Unincorporated community in Minnesota, United States

Dresbach (/ˈdʒrɛsbɑːk/ DRESS-bahk) is an unincorporated community in Dresbach Township, Winona County, Minnesota, United States.

As of the 2020 census, Dresbach had a population of 272.

The community is located on the west side of the Mississippi River along Interstate 90 between Winona and La Crosse. U.S. Highways 61 and 14 are briefly co-signed with Interstate 90 at this point.

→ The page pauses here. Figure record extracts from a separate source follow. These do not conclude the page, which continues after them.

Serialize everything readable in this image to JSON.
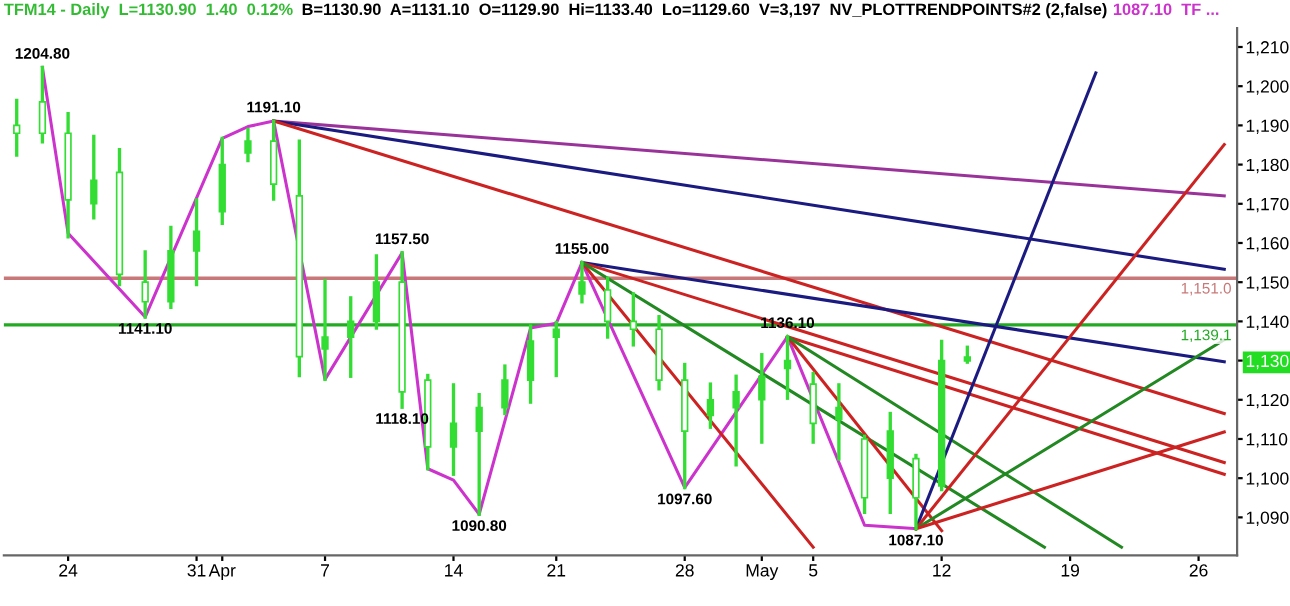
{
  "chart_data": {
    "type": "candlestick",
    "title": "TFM14 - Daily  L=1130.90  1.40  0.12%",
    "subtitle": "B=1130.90  A=1131.10  O=1129.90  Hi=1133.40  Lo=1129.60  V=3,197  NV_PLOTTRENDPOINTS#2 (2,false)",
    "categories": [
      null,
      null,
      "24",
      null,
      null,
      null,
      null,
      "31",
      "Apr",
      null,
      null,
      null,
      "7",
      null,
      null,
      null,
      null,
      "14",
      null,
      null,
      null,
      "21",
      null,
      null,
      null,
      null,
      "28",
      null,
      null,
      "May",
      null,
      "5",
      null,
      null,
      null,
      null,
      "12",
      null,
      null,
      null,
      null,
      "19",
      null,
      null,
      null,
      null,
      "26",
      null
    ],
    "color": "#33dd33",
    "ohlc": [
      [
        1190,
        1196.4,
        1182.4,
        1188
      ],
      [
        1196,
        1204.8,
        1185.8,
        1188
      ],
      [
        1188,
        1193,
        1161.6,
        1171
      ],
      [
        1170,
        1187.2,
        1166.4,
        1176
      ],
      [
        1178,
        1183.8,
        1149.4,
        1152
      ],
      [
        1150,
        1157.7,
        1141.1,
        1145
      ],
      [
        1145,
        1164,
        1143.6,
        1158
      ],
      [
        1158,
        1171,
        1149.4,
        1163
      ],
      [
        1168,
        1186.7,
        1165,
        1180
      ],
      [
        1183,
        1189,
        1181,
        1186
      ],
      [
        1186,
        1191.1,
        1171.2,
        1175
      ],
      [
        1172,
        1186,
        1126.2,
        1131
      ],
      [
        1133,
        1150.4,
        1125.2,
        1136
      ],
      [
        1136,
        1146,
        1126,
        1140
      ],
      [
        1140,
        1156.7,
        1138.3,
        1150
      ],
      [
        1150,
        1157.5,
        1118.1,
        1122
      ],
      [
        1125,
        1126.2,
        1102.4,
        1108
      ],
      [
        1108,
        1123.8,
        1101,
        1114
      ],
      [
        1112,
        1121.3,
        1090.8,
        1118
      ],
      [
        1118,
        1128.6,
        1116.5,
        1125
      ],
      [
        1125,
        1138.8,
        1119.4,
        1135
      ],
      [
        1136,
        1139.7,
        1126.2,
        1138
      ],
      [
        1147,
        1155,
        1145,
        1150
      ],
      [
        1148,
        1151,
        1136,
        1140
      ],
      [
        1140,
        1147,
        1134,
        1138
      ],
      [
        1138,
        1141.2,
        1122.8,
        1125
      ],
      [
        1125,
        1129,
        1097.6,
        1112
      ],
      [
        1116,
        1124,
        1113,
        1120
      ],
      [
        1118,
        1126,
        1103.4,
        1122
      ],
      [
        1120,
        1131.5,
        1109.2,
        1126
      ],
      [
        1128,
        1136.1,
        1120.4,
        1130
      ],
      [
        1124,
        1126.7,
        1109.2,
        1114
      ],
      [
        1115,
        1123.8,
        1104.9,
        1118
      ],
      [
        1110,
        1110.7,
        1091.3,
        1095
      ],
      [
        1100,
        1116.5,
        1091.3,
        1112
      ],
      [
        1105,
        1105.8,
        1087.1,
        1095
      ],
      [
        1098,
        1134.9,
        1097.1,
        1130
      ],
      [
        1129.9,
        1133.4,
        1129.6,
        1130.9
      ],
      null,
      null,
      null,
      null,
      null,
      null,
      null,
      null,
      null,
      null
    ],
    "series": [
      {
        "type": "line",
        "color": "#cc33cc",
        "values": [
          null,
          1204.8,
          1162.5,
          null,
          null,
          1141.1,
          null,
          null,
          1186.7,
          1189.7,
          1191.1,
          null,
          1125.2,
          null,
          null,
          1157.5,
          1102.4,
          1099.5,
          1090.8,
          null,
          1138.3,
          1139.5,
          1155.0,
          null,
          null,
          null,
          1097.6,
          null,
          null,
          null,
          1136.1,
          null,
          null,
          1088.0,
          null,
          1087.1,
          null,
          null,
          null,
          null,
          null,
          null,
          null,
          null,
          null,
          null,
          null,
          null
        ],
        "value_labels": [
          null,
          "1204.80",
          null,
          null,
          null,
          "1141.10",
          null,
          null,
          null,
          null,
          "1191.10",
          null,
          null,
          null,
          null,
          "1157.50",
          null,
          null,
          "1090.80",
          null,
          null,
          null,
          "1155.00",
          null,
          null,
          null,
          "1097.60",
          null,
          null,
          null,
          "1136.10",
          null,
          null,
          null,
          null,
          "1087.10",
          null,
          null,
          null,
          null,
          null,
          null,
          null,
          null,
          null,
          null,
          null,
          null
        ]
      },
      {
        "type": "line",
        "color": "#993399",
        "values": [
          null,
          null,
          null,
          null,
          null,
          null,
          null,
          null,
          null,
          null,
          1191.1,
          null,
          null,
          null,
          null,
          null,
          null,
          null,
          null,
          null,
          null,
          null,
          null,
          null,
          null,
          null,
          null,
          null,
          null,
          null,
          null,
          null,
          null,
          null,
          null,
          null,
          null,
          null,
          null,
          null,
          null,
          null,
          null,
          null,
          null,
          null,
          null,
          1172.0
        ]
      },
      {
        "type": "line",
        "color": "#1a1a80",
        "values": [
          null,
          null,
          null,
          null,
          null,
          null,
          null,
          null,
          null,
          null,
          1191.1,
          null,
          null,
          null,
          null,
          null,
          null,
          null,
          null,
          null,
          null,
          null,
          null,
          null,
          null,
          null,
          null,
          null,
          null,
          null,
          null,
          null,
          null,
          null,
          null,
          null,
          null,
          null,
          null,
          null,
          null,
          null,
          null,
          null,
          null,
          null,
          null,
          1153.3
        ]
      },
      {
        "type": "line",
        "color": "#cc2222",
        "values": [
          null,
          null,
          null,
          null,
          null,
          null,
          null,
          null,
          null,
          null,
          1191.1,
          null,
          null,
          null,
          null,
          null,
          null,
          null,
          null,
          null,
          null,
          null,
          null,
          null,
          null,
          null,
          null,
          null,
          null,
          null,
          null,
          null,
          null,
          null,
          null,
          null,
          null,
          null,
          null,
          null,
          null,
          null,
          null,
          null,
          null,
          null,
          null,
          1116.5
        ]
      },
      {
        "type": "line",
        "color": "#1a1a80",
        "values": [
          null,
          null,
          null,
          null,
          null,
          null,
          null,
          null,
          null,
          null,
          null,
          null,
          null,
          null,
          null,
          null,
          null,
          null,
          null,
          null,
          null,
          null,
          1155.0,
          null,
          null,
          null,
          null,
          null,
          null,
          null,
          null,
          null,
          null,
          null,
          null,
          null,
          null,
          null,
          null,
          null,
          null,
          null,
          null,
          null,
          null,
          null,
          null,
          1129.7
        ]
      },
      {
        "type": "line",
        "color": "#cc2222",
        "values": [
          null,
          null,
          null,
          null,
          null,
          null,
          null,
          null,
          null,
          null,
          null,
          null,
          null,
          null,
          null,
          null,
          null,
          null,
          null,
          null,
          null,
          null,
          1155.0,
          null,
          null,
          null,
          null,
          null,
          null,
          null,
          null,
          null,
          null,
          null,
          null,
          null,
          null,
          null,
          null,
          null,
          null,
          null,
          null,
          null,
          null,
          null,
          null,
          1104.0
        ]
      },
      {
        "type": "line",
        "color": "#cc2222",
        "values": [
          null,
          null,
          null,
          null,
          null,
          null,
          null,
          null,
          null,
          null,
          null,
          null,
          null,
          null,
          null,
          null,
          null,
          null,
          null,
          null,
          null,
          null,
          1155.0,
          null,
          null,
          null,
          null,
          null,
          null,
          null,
          null,
          1082.4,
          null,
          null,
          null,
          null,
          null,
          null,
          null,
          null,
          null,
          null,
          null,
          null,
          null,
          null,
          null,
          null
        ]
      },
      {
        "type": "line",
        "color": "#228822",
        "values": [
          null,
          null,
          null,
          null,
          null,
          null,
          null,
          null,
          null,
          null,
          null,
          null,
          null,
          null,
          null,
          null,
          null,
          null,
          null,
          null,
          null,
          null,
          1155.0,
          null,
          null,
          null,
          null,
          null,
          null,
          null,
          null,
          null,
          null,
          null,
          null,
          null,
          null,
          null,
          null,
          null,
          1082.4,
          null,
          null,
          null,
          null,
          null,
          null,
          null
        ]
      },
      {
        "type": "line",
        "color": "#cc2222",
        "values": [
          null,
          null,
          null,
          null,
          null,
          null,
          null,
          null,
          null,
          null,
          null,
          null,
          null,
          null,
          null,
          null,
          null,
          null,
          null,
          null,
          null,
          null,
          null,
          null,
          null,
          null,
          null,
          null,
          null,
          null,
          1136.1,
          null,
          null,
          null,
          null,
          null,
          null,
          null,
          null,
          null,
          null,
          null,
          null,
          null,
          null,
          null,
          null,
          1101.0
        ]
      },
      {
        "type": "line",
        "color": "#cc2222",
        "values": [
          null,
          null,
          null,
          null,
          null,
          null,
          null,
          null,
          null,
          null,
          null,
          null,
          null,
          null,
          null,
          null,
          null,
          null,
          null,
          null,
          null,
          null,
          null,
          null,
          null,
          null,
          null,
          null,
          null,
          null,
          1136.1,
          null,
          null,
          null,
          null,
          null,
          1086.6,
          null,
          null,
          null,
          null,
          null,
          null,
          null,
          null,
          null,
          null,
          null
        ]
      },
      {
        "type": "line",
        "color": "#228822",
        "values": [
          null,
          null,
          null,
          null,
          null,
          null,
          null,
          null,
          null,
          null,
          null,
          null,
          null,
          null,
          null,
          null,
          null,
          null,
          null,
          null,
          null,
          null,
          null,
          null,
          null,
          null,
          null,
          null,
          null,
          null,
          1136.1,
          null,
          null,
          null,
          null,
          null,
          null,
          null,
          null,
          null,
          null,
          null,
          null,
          1082.4,
          null,
          null,
          null,
          null
        ]
      },
      {
        "type": "line",
        "color": "#1a1a80",
        "values": [
          null,
          null,
          null,
          null,
          null,
          null,
          null,
          null,
          null,
          null,
          null,
          null,
          null,
          null,
          null,
          null,
          null,
          null,
          null,
          null,
          null,
          null,
          null,
          null,
          null,
          null,
          null,
          null,
          null,
          null,
          null,
          null,
          null,
          null,
          null,
          1087.1,
          null,
          null,
          null,
          null,
          null,
          null,
          1203.4,
          null,
          null,
          null,
          null,
          null
        ]
      },
      {
        "type": "line",
        "color": "#cc2222",
        "values": [
          null,
          null,
          null,
          null,
          null,
          null,
          null,
          null,
          null,
          null,
          null,
          null,
          null,
          null,
          null,
          null,
          null,
          null,
          null,
          null,
          null,
          null,
          null,
          null,
          null,
          null,
          null,
          null,
          null,
          null,
          null,
          null,
          null,
          null,
          null,
          1087.1,
          null,
          null,
          null,
          null,
          null,
          null,
          null,
          null,
          null,
          null,
          null,
          1185.1
        ]
      },
      {
        "type": "line",
        "color": "#228822",
        "values": [
          null,
          null,
          null,
          null,
          null,
          null,
          null,
          null,
          null,
          null,
          null,
          null,
          null,
          null,
          null,
          null,
          null,
          null,
          null,
          null,
          null,
          null,
          null,
          null,
          null,
          null,
          null,
          null,
          null,
          null,
          null,
          null,
          null,
          null,
          null,
          1087.1,
          null,
          null,
          null,
          null,
          null,
          null,
          null,
          null,
          null,
          null,
          null,
          1135.3
        ]
      },
      {
        "type": "line",
        "color": "#cc2222",
        "values": [
          null,
          null,
          null,
          null,
          null,
          null,
          null,
          null,
          null,
          null,
          null,
          null,
          null,
          null,
          null,
          null,
          null,
          null,
          null,
          null,
          null,
          null,
          null,
          null,
          null,
          null,
          null,
          null,
          null,
          null,
          null,
          null,
          null,
          null,
          null,
          1087.1,
          null,
          null,
          null,
          null,
          null,
          null,
          null,
          null,
          null,
          null,
          null,
          1111.8
        ]
      }
    ],
    "ref_lines": [
      {
        "axis": "y",
        "value": 1151.0,
        "label": "1,151.0",
        "color": "#c87878"
      },
      {
        "axis": "y",
        "value": 1139.1,
        "label": "1,139.1",
        "color": "#22aa22"
      }
    ],
    "annotations": [
      "1087.10  TF ...",
      {
        "text": "1118.10",
        "y": 1118.1
      }
    ],
    "ylim": [
      1080.3,
      1214.8
    ],
    "yticks": [
      {
        "value": 1090,
        "label": "1,090"
      },
      {
        "value": 1100,
        "label": "1,100"
      },
      {
        "value": 1110,
        "label": "1,110"
      },
      {
        "value": 1120,
        "label": "1,120"
      },
      {
        "value": 1130,
        "label": "1,130"
      },
      {
        "value": 1140,
        "label": "1,140"
      },
      {
        "value": 1150,
        "label": "1,150"
      },
      {
        "value": 1160,
        "label": "1,160"
      },
      {
        "value": 1170,
        "label": "1,170"
      },
      {
        "value": 1180,
        "label": "1,180"
      },
      {
        "value": 1190,
        "label": "1,190"
      },
      {
        "value": 1200,
        "label": "1,200"
      },
      {
        "value": 1210,
        "label": "1,210"
      }
    ],
    "grid": false,
    "legend": false
  }
}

Dresbach is located along the Mississippi River. Nearby places include Winona, Dakota, Nodine, La Crescent, La Crosse, Onalaska, and Great River Bluffs State Park. Local businesses include the Dresbach travel information center, and Lock and Dam No. 7 on the Mississippi River.

==History==
Both the community and township were named after George B. Dresbach, who founded the community and was a representative in the state legislature. The post office was established in 1858 as Dresbach City, then changed to Sherwood in 1864, then back to Dresbach in 1866. The community once had a station on the former Chicago, Milwaukee and St. Paul Railroad, a sawmill, and several brickyards, lead mines, and limestone and sandstone quarries.

Historical population
| Census | Pop. | Note | %± |
| 1880 | 185 |  | — |
| 1900 | 285 |  | — |
| 1910 | 174 |  | −38.9% |
| 1920 | 176 |  | 1.1% |
| 2020 | 272 |  | — |
U.S. Decennial Census

==Transportation==
Amtrak’s Empire Builder, which operates between Seattle/Portland and Chicago, passes through the town on BNSF tracks, but makes no stop. The nearest station is located in La Crosse, 8 mi to the southeast.